Zu Ursachen und Folgen für Bauablaufstörungen bei öffentlichen Bauaufträgen im Hochbau sowie Straßen- und Brückenbau erfolgten ministerielle Erlasse zu „Lieferengpässen und Preissteigerungen wichtiger Baumaterialien als Folge des Ukraine-Kriegs“ vom 25. März 2022 (verlängert mit Erlass vom 22. Juni 2022 und erneut verlängert mit Erlass vom 06. Dezember 2022) mit speziellen Regelungen für Anpassungen in bestehenden Bauverträgen, näher erläutert im Beitrag „Lieferengpässe von Baustoffen“.
Das betrifft als Folgen in Verbindung mit dem Ukraine-Krieg:
Die Verlängerung der Ausführungsfristen um die Dauer der Nichtlieferbarkeit der Stoffe zuzüglich eines angemessenen Aufschlags für die Wiederaufnahme der Arbeiten.
Die Anpassung von Preisen für die reinen Materialkosten der betroffenen Materialpositionen und der angemessenen Teilübernahme von Mehrkosten von nicht mehr als der Hälfte der Mehrkosten. Dies gilt nicht pauschal, sondern jeweils nach der Prüfung des Einzelfalls.
Witterungseinflüsse als Bauablaufstörung
Eine besondere Betrachtung erfordern Witterungseinflüsse. Mit Frost im Winter und Regen im Sommer ist normalerweise bei der Angebotsabgabe zu rechnen. Damit liegt nicht automatisch eine Behinderung für den Bauablauf vor, die einen Anspruch auf Fristverlängerung auslösen würde. Ein Bauzeitverlängerungsanspruch kann sich nur aus außergewöhnlichen und über die üblichen Maße hinausgehenden Witterungseinflüssen ableiten. Dies kann z. B. über Monate andauernder extremer Frost, wochenlange Regenfälle oder Sturmfluten sein. Dies alles müssen Einflüsse sein, mit denen bei Abgabe des Angebots für die Baumaßnahme „normalerweise“ (vgl. VOB Teil B Abs. 2 Satz 2) nicht zu rechnen war. Nicht geregelt ist, wie die konkrete Abgrenzung zwischen „normalerweise“ und „nicht normalerweise“ von zu erwartenden Witterungsbedingungen vorzunehmen ist.
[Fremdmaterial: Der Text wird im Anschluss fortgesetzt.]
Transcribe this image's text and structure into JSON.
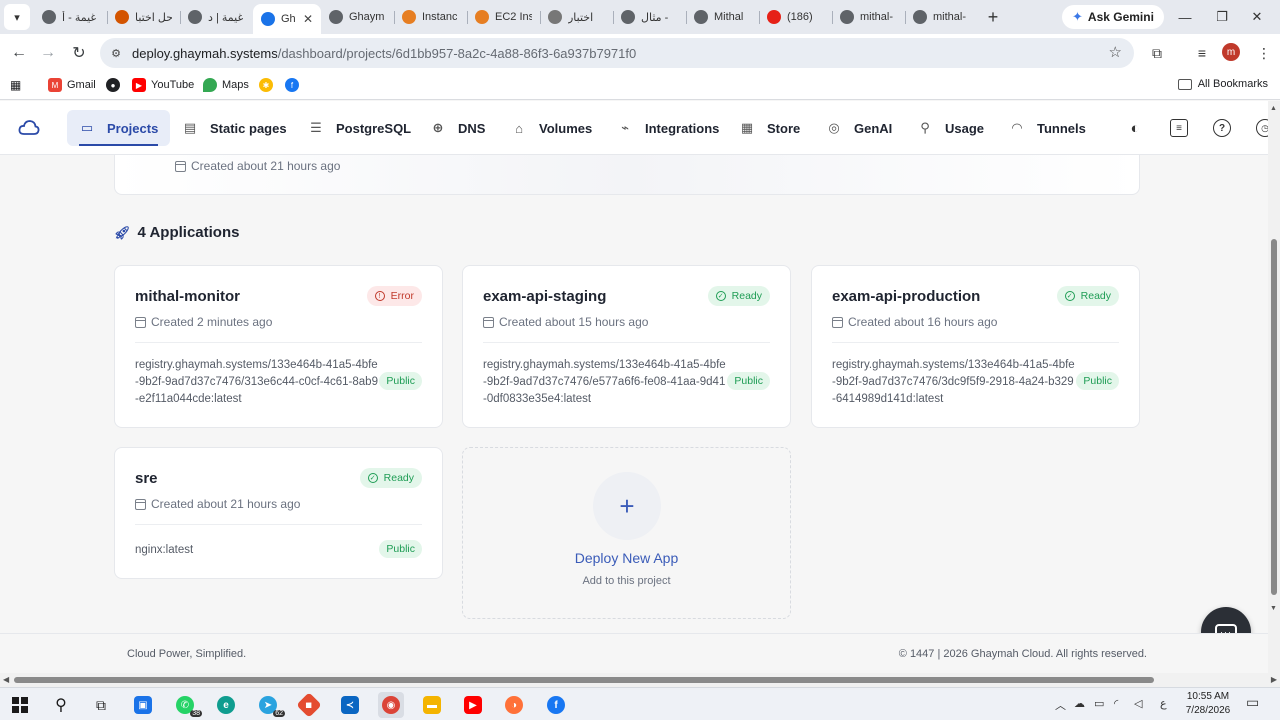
{
  "browser": {
    "tabs": [
      {
        "label": "غيمة - أ",
        "fav": "#5f6368",
        "active": false
      },
      {
        "label": "حل اختبا",
        "fav": "#d35400",
        "active": false
      },
      {
        "label": "غيمة | د",
        "fav": "#5f6368",
        "active": false
      },
      {
        "label": "Gh",
        "fav": "#1a73e8",
        "active": true
      },
      {
        "label": "Ghaym",
        "fav": "#5f6368",
        "active": false
      },
      {
        "label": "Instanc",
        "fav": "#e67e22",
        "active": false
      },
      {
        "label": "EC2 Ins",
        "fav": "#e67e22",
        "active": false
      },
      {
        "label": "اختبار",
        "fav": "#777777",
        "active": false
      },
      {
        "label": "مثال -",
        "fav": "#5f6368",
        "active": false
      },
      {
        "label": "Mithal",
        "fav": "#5f6368",
        "active": false
      },
      {
        "label": "(186)",
        "fav": "#e62117",
        "active": false
      },
      {
        "label": "mithal-",
        "fav": "#5f6368",
        "active": false
      },
      {
        "label": "mithal-",
        "fav": "#5f6368",
        "active": false
      }
    ],
    "active_tab_close": "✕",
    "new_tab": "+",
    "ask_gemini": "Ask Gemini",
    "url_host": "deploy.ghaymah.systems",
    "url_path": "/dashboard/projects/6d1bb957-8a2c-4a88-86f3-6a937b7971f0",
    "profile_initial": "m",
    "bookmarks": [
      {
        "label": "Gmail",
        "color": "#ea4335"
      },
      {
        "label": "",
        "color": "#202124"
      },
      {
        "label": "YouTube",
        "color": "#ff0000"
      },
      {
        "label": "Maps",
        "color": "#34a853"
      },
      {
        "label": "",
        "color": "#fbbc05"
      },
      {
        "label": "",
        "color": "#1877f2"
      }
    ],
    "all_bookmarks": "All Bookmarks"
  },
  "app": {
    "nav": [
      {
        "label": "Projects",
        "icon": "folder-icon",
        "active": true
      },
      {
        "label": "Static pages",
        "icon": "file-icon",
        "active": false
      },
      {
        "label": "PostgreSQL",
        "icon": "database-icon",
        "active": false
      },
      {
        "label": "DNS",
        "icon": "globe-icon",
        "active": false
      },
      {
        "label": "Volumes",
        "icon": "drive-icon",
        "active": false
      },
      {
        "label": "Integrations",
        "icon": "plug-icon",
        "active": false
      },
      {
        "label": "Store",
        "icon": "store-icon",
        "active": false
      },
      {
        "label": "GenAI",
        "icon": "brain-icon",
        "active": false
      },
      {
        "label": "Usage",
        "icon": "pin-icon",
        "active": false
      },
      {
        "label": "Tunnels",
        "icon": "tunnel-icon",
        "active": false
      }
    ],
    "project_created": "Created about 21 hours ago",
    "apps_heading": "4 Applications",
    "applications": [
      {
        "name": "mithal-monitor",
        "status": "Error",
        "status_type": "error",
        "created": "Created 2 minutes ago",
        "image": "registry.ghaymah.systems/133e464b-41a5-4bfe-9b2f-9ad7d37c7476/313e6c44-c0cf-4c61-8ab9-e2f11a044cde:latest",
        "visibility": "Public"
      },
      {
        "name": "exam-api-staging",
        "status": "Ready",
        "status_type": "ok",
        "created": "Created about 15 hours ago",
        "image": "registry.ghaymah.systems/133e464b-41a5-4bfe-9b2f-9ad7d37c7476/e577a6f6-fe08-41aa-9d41-0df0833e35e4:latest",
        "visibility": "Public"
      },
      {
        "name": "exam-api-production",
        "status": "Ready",
        "status_type": "ok",
        "created": "Created about 16 hours ago",
        "image": "registry.ghaymah.systems/133e464b-41a5-4bfe-9b2f-9ad7d37c7476/3dc9f5f9-2918-4a24-b329-6414989d141d:latest",
        "visibility": "Public"
      },
      {
        "name": "sre",
        "status": "Ready",
        "status_type": "ok",
        "created": "Created about 21 hours ago",
        "image": "nginx:latest",
        "visibility": "Public"
      }
    ],
    "deploy": {
      "title": "Deploy New App",
      "subtitle": "Add to this project"
    },
    "footer_left": "Cloud Power, Simplified.",
    "footer_right": "© 1447 | 2026 Ghaymah Cloud. All rights reserved."
  },
  "taskbar": {
    "whatsapp_count": "38",
    "telegram_count": "62",
    "lang": "ع",
    "time": "10:55 AM",
    "date": "7/28/2026"
  }
}
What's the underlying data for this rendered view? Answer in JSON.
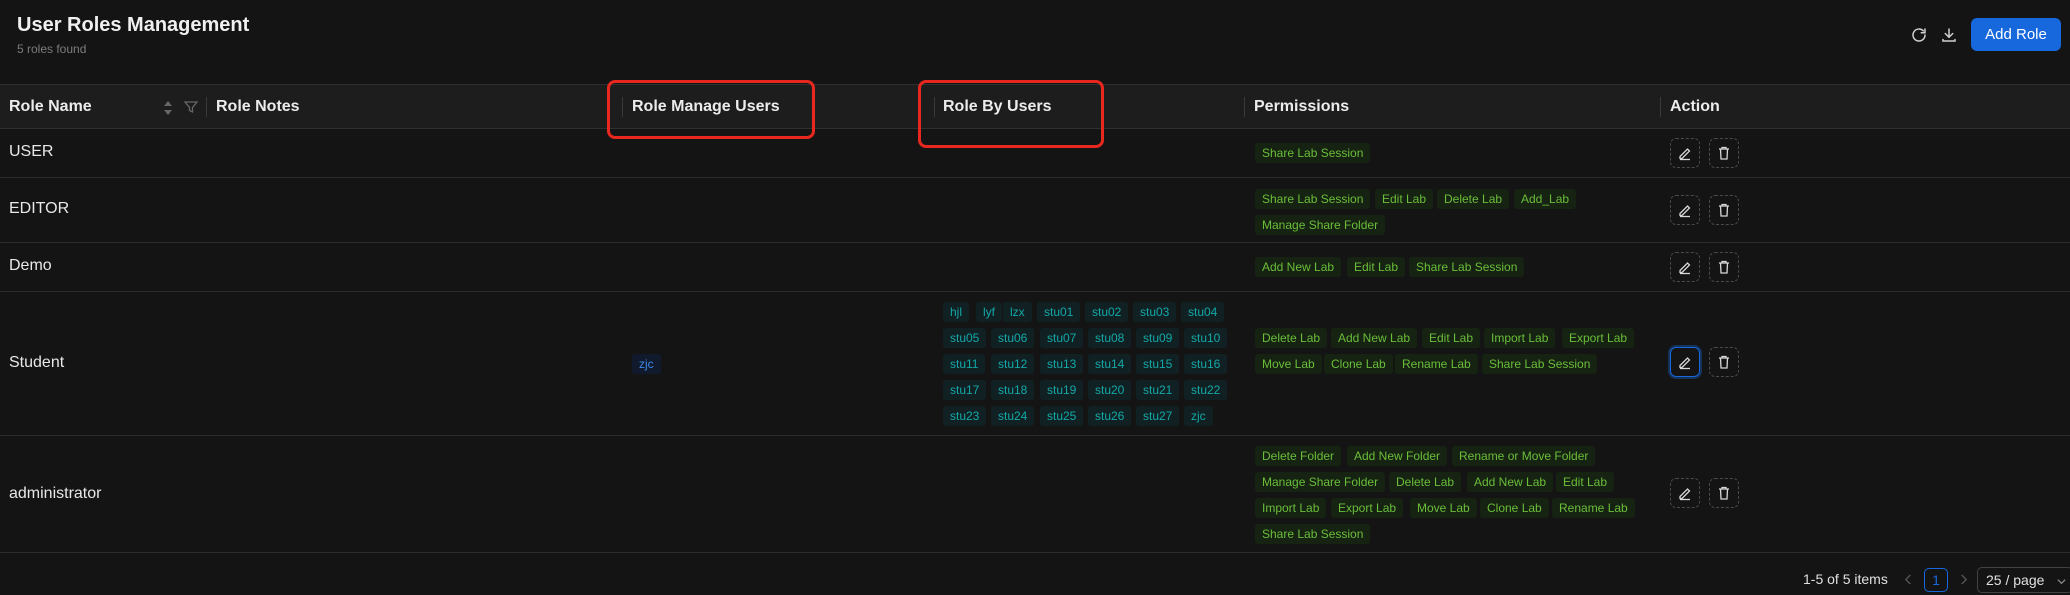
{
  "header": {
    "title": "User Roles Management",
    "subtitle": "5 roles found",
    "add_button": "Add Role"
  },
  "columns": {
    "role_name": "Role Name",
    "role_notes": "Role Notes",
    "role_manage_users": "Role Manage Users",
    "role_by_users": "Role By Users",
    "permissions": "Permissions",
    "action": "Action"
  },
  "rows": [
    {
      "name": "USER",
      "notes": "",
      "manage_users": [],
      "by_users": [],
      "permissions": [
        "Share Lab Session"
      ]
    },
    {
      "name": "EDITOR",
      "notes": "",
      "manage_users": [],
      "by_users": [],
      "permissions": [
        "Share Lab Session",
        "Edit Lab",
        "Delete Lab",
        "Add_Lab",
        "Manage Share Folder"
      ]
    },
    {
      "name": "Demo",
      "notes": "",
      "manage_users": [],
      "by_users": [],
      "permissions": [
        "Add New Lab",
        "Edit Lab",
        "Share Lab Session"
      ]
    },
    {
      "name": "Student",
      "notes": "",
      "manage_users": [
        "zjc"
      ],
      "by_users": [
        "hjl",
        "lyf",
        "lzx",
        "stu01",
        "stu02",
        "stu03",
        "stu04",
        "stu05",
        "stu06",
        "stu07",
        "stu08",
        "stu09",
        "stu10",
        "stu11",
        "stu12",
        "stu13",
        "stu14",
        "stu15",
        "stu16",
        "stu17",
        "stu18",
        "stu19",
        "stu20",
        "stu21",
        "stu22",
        "stu23",
        "stu24",
        "stu25",
        "stu26",
        "stu27",
        "zjc"
      ],
      "permissions": [
        "Delete Lab",
        "Add New Lab",
        "Edit Lab",
        "Import Lab",
        "Export Lab",
        "Move Lab",
        "Clone Lab",
        "Rename Lab",
        "Share Lab Session"
      ]
    },
    {
      "name": "administrator",
      "notes": "",
      "manage_users": [],
      "by_users": [],
      "permissions": [
        "Delete Folder",
        "Add New Folder",
        "Rename or Move Folder",
        "Manage Share Folder",
        "Delete Lab",
        "Add New Lab",
        "Edit Lab",
        "Import Lab",
        "Export Lab",
        "Move Lab",
        "Clone Lab",
        "Rename Lab",
        "Share Lab Session"
      ]
    }
  ],
  "pagination": {
    "summary": "1-5 of 5 items",
    "current_page": "1",
    "page_size": "25 / page"
  },
  "colors": {
    "accent": "#1668dc",
    "annotation": "#e8271f",
    "permission_tag": "#6abe39",
    "user_tag": "#13a8a8",
    "manager_tag": "#3c89e8"
  }
}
Die normalerweise zu erwartenden Witterungsbedingungen werden häufig aus langjährigen Mittelwerten abgeleitet – doch auch dort besteht Raum für Diskussion. So sind 10-jährige Mittel zwar kürzere Betrachtungszeiträume als 20-jährige Mittel. Das bedeutet aber nicht, dass sie die Witterungsverhältnisse, mit denen zum Zeitpunkt der Angebotsabgabe zu rechnen war, weniger zutreffend beschreiben. Der Leitsatz „je länger, je lieber“ sollte hier nicht gelten. Angesichts der in den letzten Jahren in kurzen Abständen und größeren Ausmaßen auftretenden Extremwetterereignissen wäre durchaus zu rechtfertigen, auf kürzere Jahresmittel zurückzugreifen oder die jüngere Vergangenheit in der Betrachtung stärker zu gewichten.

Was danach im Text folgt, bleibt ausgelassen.